I can see where he is coming from with sunday school not being the best choice unless ss is remodeled to include things like apologetics and the teachers being trained to stress the full complete accuracy of the Bible. I have also caught myself from saying "Bible story" and instead referring them to as "Biblical accounts of history." And I have pretty much banned Veggie Tales because my 4 year old asked me one day about Jonah and if it really happened and when I said yes, she wanted to know if the pirates were also real. And when I tried to tell her the biblical account of Joseph, she insisted that's not how it happened, his name was Joe, not Joseph, and he was put in a mine, not a pit, and on and on. I never questioned these shows until reading the book.

 

But I don't necessarily agree that pulling kids out of ss and youth group is the way to go.
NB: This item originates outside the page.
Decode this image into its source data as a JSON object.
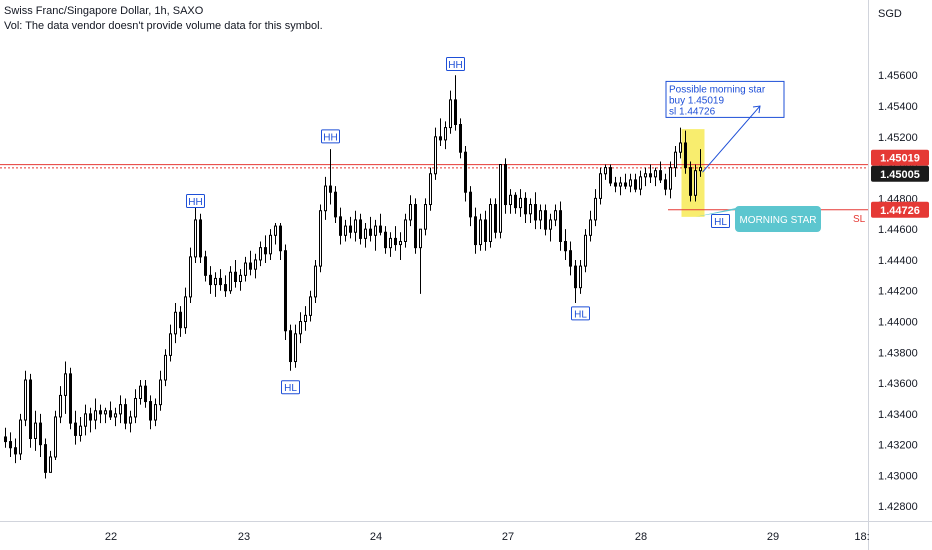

He didn't state that but it was sort of hinted at. In my experience with my own church, the kids who were the most involved in youth group were the ones who chose to goto college in the area and then went onto being involved in the college group and are the ones who are still around today. Those who were on the fringes and their parents didn't stress their involvement in things are the ones who have left. They don't have the relationships.

 

Ultimately yes, it is your relationship with God that should keep you in the pews, but friendships also play a huge part in it from my own experience with my age group (25-35). We're all second generation kids and looking back it was almost 100% predictable who would stay and who would leave. A few have shocked me but not many. And a few have shocked me the other way--I thought for sure they were out of there and instead they've stuck around and now are raising their families in our church.

 

All that to say, I know there is more to it than just strong apologetics. I plan to teach it to my kids starting next year, because I can see that it's important, but there is still more to it than that and that's what I'm looking to find.